WASHINGTON, September 10, 2016 — Seattle Seahawks players are planning to do something during the national anthem before their home game on Sunday. What exactly that something is, they won’t say, but it won’t be simply to stand with their hands over their hearts.
Seahawks defensive back Jeremy Lane has joined Colin Kaepernick’s protest of police brutality and racial inequality. The San Francisco 49ers quarterback has refused to stand for the national anthem for the last two weeks, and Lane refused to stand last week.
Seahawks linebacker Bobby Wagner told the Seattle Times that while he doesn’t know whether he’ll sit through the anthem, whatever the team does is “not going to be individual. It’s going to be a team thing. That’s what the world needs to see. The world needs to see people coming together versus being individuals.”
The Seahawks will be playing the Miami Dolphins on Sunday. Dolphin players held a closed meeting to discuss what they might do during the anthem. Like the Seahawks, they’re keeping their plans quiet. Dolphins cornerback Byron Maxwell told the South Florida Sun Sentinel, “Some guys might do some things. I’m not sure what they’re going to do, but they might do some things.”
Kaepernick’s protest has drawn widespread criticism from fans and on social media, but it has also drawn support, including from current and former members of the U.S. military. After initial burnings of Kaepernick’s jersey and ritual demands that he be fired, soldiers and journalists noted that the freedom not to stand during the anthem is one of the freedoms that members of the armed forces have fought and died for.
The right to engage in political speech, especially unpopular political speech, is one of America’s most cherished freedoms. When that protest involves symbols as potent as the flag and the national anthem, its unpopularity is guaranteed.
But if the symbolism of protesting during the national anthem is potent, it will be more so on Sunday. This Sunday marks the fifteenth anniversary of the terrorist attacks on the World Trade Center and the Pentagon. In the aftermath of those attacks, the United States seemed as united as it’s ever been.
That unity is broken.
Standing during the national anthem doesn’t prove loyalty to the United States. By itself, the act is just a ritual. But many of the ritual things we do have meaning, from raising the right arm to the square for taking an oath to removing one’s hat for prayers and anthems to placing hand-over-heart during anthem and Pledge.

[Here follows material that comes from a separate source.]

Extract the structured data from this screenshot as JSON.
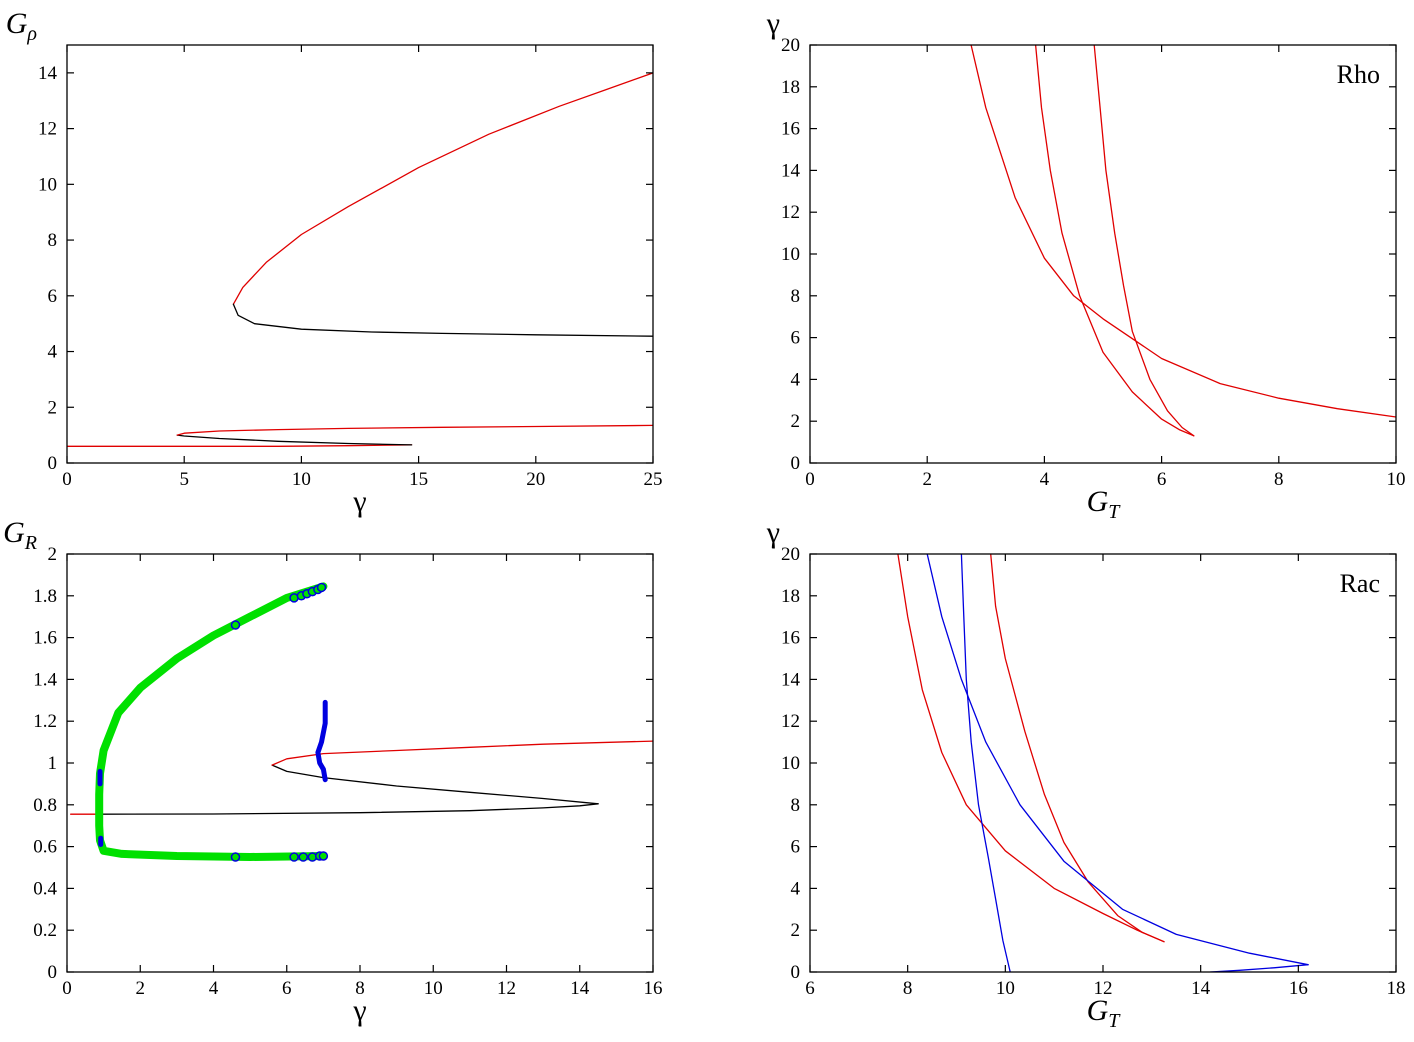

Rituals have their own logic and their own beauty. They bind communities together. Even non-believers can find themselves swept into the sense of tradition and belonging at a wedding, a baptism or church communion. Even the rituals of football, the Olympics and other sporting events can briefly silence cynics and strengthen social bonds.
To protest the national anthem draws attention like almost no other act of speech can. Kaepernick could give press conferences every week for a year about police brutality and racial inequity, and they would fade into background noise, his fans un-offended, as long as he stood for the anthem with hand over heart. The simple act of sitting has turned him into a hero and a villain.
But Sunday will be different.
Almost everyone who’s old enough has vivid memories of September 11, 2001. The day possesses its own powerful symbolism. It was a day of heartbreaking tragedy, extraordinary courage and inspiring sacrifice. It was a day when America experienced a terrible blow, then displayed the greatness that so many love. For some, the day rises very nearly to the level of sacred.
The Seahawks couldn’t choose a better day to get attention for their protest, nor a better day to ensure the wrath of their fans when they do it.
For all its flaws, and it has many, America remains a nation bound to its ideals. There is racial inequality, the police are sometimes brutal and our justice system is not always just, but as a nation we strive to do better and be better. For every step back, there are two steps forward. If minorities are still treated unfairly, they have more opportunities than ever before in a nation that gives equality under the law more than lip service.
America isn’t perfect, but it is great. If the chest-beating patriotism sometimes goes over the top, and if there are things of which we should be ashamed, there is still much of which to be proud.
September 11 is a reminder of that and of what unites us, which is why it’s a poor day for a protest over the things that divide us. But whether or not there is a protest, the possibility of one is something in which we can take some pride.
We should no more expect everyone to join us in standing for the anthem than we expect them to kneel with us in prayer. The ritual helps bind a community, but people have the right to withdraw from the community and to criticize it if they wish. They love the community no less when they protest its failures. But if they do it on Sunday, it will strike a nerve.
The Seahawks and Dolphins should consider how they might protest and still let their fans know how much they love America. Squaring that circle will be a neat trick, but with magnanimity all around, not an impossible one.